Posted by: oj at September 29, 2004 1:05 PM

Not me, Orrin. The Columbia economists advocated reflation and then a return to markets, though with some safeguards, such as an SEC.

You don't know what you're talking about.

Anyhow, hard to run a consumer economy when 40 percent of the designated consumers have no disposal income, which is what went on during the '20s.

To blame Roosevelt for failing to rescue an economy in less than 12 months after it took the Republicans 12 full years to wreck it is hardly reasonable.

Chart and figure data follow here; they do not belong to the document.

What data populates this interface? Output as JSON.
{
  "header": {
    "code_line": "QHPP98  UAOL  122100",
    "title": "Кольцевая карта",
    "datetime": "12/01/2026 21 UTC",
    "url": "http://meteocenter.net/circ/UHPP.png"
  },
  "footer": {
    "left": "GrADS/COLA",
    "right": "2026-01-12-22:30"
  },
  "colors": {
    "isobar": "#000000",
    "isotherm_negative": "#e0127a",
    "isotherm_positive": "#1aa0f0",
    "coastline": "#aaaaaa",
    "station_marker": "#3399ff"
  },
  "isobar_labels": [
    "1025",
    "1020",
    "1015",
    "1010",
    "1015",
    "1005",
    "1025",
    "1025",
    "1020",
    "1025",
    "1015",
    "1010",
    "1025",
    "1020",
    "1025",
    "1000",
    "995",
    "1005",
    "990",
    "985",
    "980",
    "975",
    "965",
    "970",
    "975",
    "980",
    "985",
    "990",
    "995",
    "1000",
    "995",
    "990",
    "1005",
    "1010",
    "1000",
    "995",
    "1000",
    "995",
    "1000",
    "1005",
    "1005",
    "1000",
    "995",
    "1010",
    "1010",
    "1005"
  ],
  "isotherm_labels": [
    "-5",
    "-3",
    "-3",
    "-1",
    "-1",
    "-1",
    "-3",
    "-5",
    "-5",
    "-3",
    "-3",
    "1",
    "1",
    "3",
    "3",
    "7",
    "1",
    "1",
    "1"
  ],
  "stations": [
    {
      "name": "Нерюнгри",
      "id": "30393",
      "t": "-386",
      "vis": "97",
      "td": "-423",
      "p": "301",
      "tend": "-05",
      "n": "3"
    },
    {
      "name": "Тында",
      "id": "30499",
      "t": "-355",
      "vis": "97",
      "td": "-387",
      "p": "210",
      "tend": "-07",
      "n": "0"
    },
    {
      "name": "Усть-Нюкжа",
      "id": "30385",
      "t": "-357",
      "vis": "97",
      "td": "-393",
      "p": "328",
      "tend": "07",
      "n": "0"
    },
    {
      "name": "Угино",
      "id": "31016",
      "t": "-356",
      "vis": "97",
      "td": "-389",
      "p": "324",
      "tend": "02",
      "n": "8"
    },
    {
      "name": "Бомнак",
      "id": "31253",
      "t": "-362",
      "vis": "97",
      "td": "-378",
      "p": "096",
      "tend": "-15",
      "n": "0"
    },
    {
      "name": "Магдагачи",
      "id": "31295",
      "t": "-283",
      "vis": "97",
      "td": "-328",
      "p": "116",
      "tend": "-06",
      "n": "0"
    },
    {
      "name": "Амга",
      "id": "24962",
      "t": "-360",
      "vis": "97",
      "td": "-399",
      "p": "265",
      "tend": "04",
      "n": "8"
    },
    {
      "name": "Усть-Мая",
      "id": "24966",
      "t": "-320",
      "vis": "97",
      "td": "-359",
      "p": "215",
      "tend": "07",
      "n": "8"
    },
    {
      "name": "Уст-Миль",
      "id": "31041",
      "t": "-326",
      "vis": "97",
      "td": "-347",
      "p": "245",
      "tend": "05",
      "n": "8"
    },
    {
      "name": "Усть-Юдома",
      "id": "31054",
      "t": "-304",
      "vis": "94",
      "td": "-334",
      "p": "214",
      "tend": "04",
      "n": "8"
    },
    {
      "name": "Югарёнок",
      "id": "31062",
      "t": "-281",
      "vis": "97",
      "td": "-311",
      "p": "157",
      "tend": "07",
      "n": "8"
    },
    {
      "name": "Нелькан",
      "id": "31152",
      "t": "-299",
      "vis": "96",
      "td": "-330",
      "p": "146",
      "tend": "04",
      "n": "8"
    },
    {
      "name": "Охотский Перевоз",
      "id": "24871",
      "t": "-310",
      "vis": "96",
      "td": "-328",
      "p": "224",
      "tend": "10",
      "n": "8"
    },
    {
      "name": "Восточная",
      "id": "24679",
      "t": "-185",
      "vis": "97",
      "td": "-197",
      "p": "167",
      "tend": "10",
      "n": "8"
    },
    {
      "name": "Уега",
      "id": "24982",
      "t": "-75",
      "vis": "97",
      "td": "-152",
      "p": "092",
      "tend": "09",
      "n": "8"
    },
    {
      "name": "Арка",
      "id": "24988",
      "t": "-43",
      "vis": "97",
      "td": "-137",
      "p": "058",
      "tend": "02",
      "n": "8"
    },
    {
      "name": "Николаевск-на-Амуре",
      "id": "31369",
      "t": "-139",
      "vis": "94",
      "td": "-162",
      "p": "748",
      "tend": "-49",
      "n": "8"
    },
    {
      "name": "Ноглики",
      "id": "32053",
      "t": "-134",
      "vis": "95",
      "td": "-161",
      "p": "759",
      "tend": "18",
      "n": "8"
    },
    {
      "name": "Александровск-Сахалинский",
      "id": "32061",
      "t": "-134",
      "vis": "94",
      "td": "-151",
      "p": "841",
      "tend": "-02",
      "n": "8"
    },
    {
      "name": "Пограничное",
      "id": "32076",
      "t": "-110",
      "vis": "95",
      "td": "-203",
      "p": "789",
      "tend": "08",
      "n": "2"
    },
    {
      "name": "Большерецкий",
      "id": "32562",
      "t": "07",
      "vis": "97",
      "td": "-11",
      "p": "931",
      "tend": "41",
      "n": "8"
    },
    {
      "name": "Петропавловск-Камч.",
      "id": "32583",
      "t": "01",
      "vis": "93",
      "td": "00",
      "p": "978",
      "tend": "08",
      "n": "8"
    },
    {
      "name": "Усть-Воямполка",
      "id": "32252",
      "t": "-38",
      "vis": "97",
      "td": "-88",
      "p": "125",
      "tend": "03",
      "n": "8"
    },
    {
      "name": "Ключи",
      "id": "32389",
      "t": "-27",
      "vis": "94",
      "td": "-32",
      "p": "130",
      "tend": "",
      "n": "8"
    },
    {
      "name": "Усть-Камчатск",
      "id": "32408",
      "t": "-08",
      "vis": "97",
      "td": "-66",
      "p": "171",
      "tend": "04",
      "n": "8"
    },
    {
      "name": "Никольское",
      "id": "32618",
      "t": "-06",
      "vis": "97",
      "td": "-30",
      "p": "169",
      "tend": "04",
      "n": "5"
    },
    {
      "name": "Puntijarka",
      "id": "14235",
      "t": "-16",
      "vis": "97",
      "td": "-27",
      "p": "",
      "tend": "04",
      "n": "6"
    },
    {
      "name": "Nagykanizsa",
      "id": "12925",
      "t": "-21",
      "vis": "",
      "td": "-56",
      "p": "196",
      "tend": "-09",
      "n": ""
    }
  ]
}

Posted by: Harry Eagar at September 29, 2004 5:48 PM

Harry:

He's blamed, along with Hoover whose response was similar and the Fed, for not rescuing the economy after twelve years. They should have given the consumers more money, not less.

Posted by: oj at September 29, 2004 6:44 PM

Since the 40% were producers, the way to give them more money was to raise producer prices.

That's just what Coolidge prosperity failed to do.

Wage scales were not the problem in the 1920s, producer returns were the problem.

But your fantasy is a good example of why tax obsession conceals economic realities.

The Joads were not forced to move by high income taxes.

Posted by: Harry Eagar at September 30, 2004 4:48 PM

Harry:

Forget taxes, just given them money.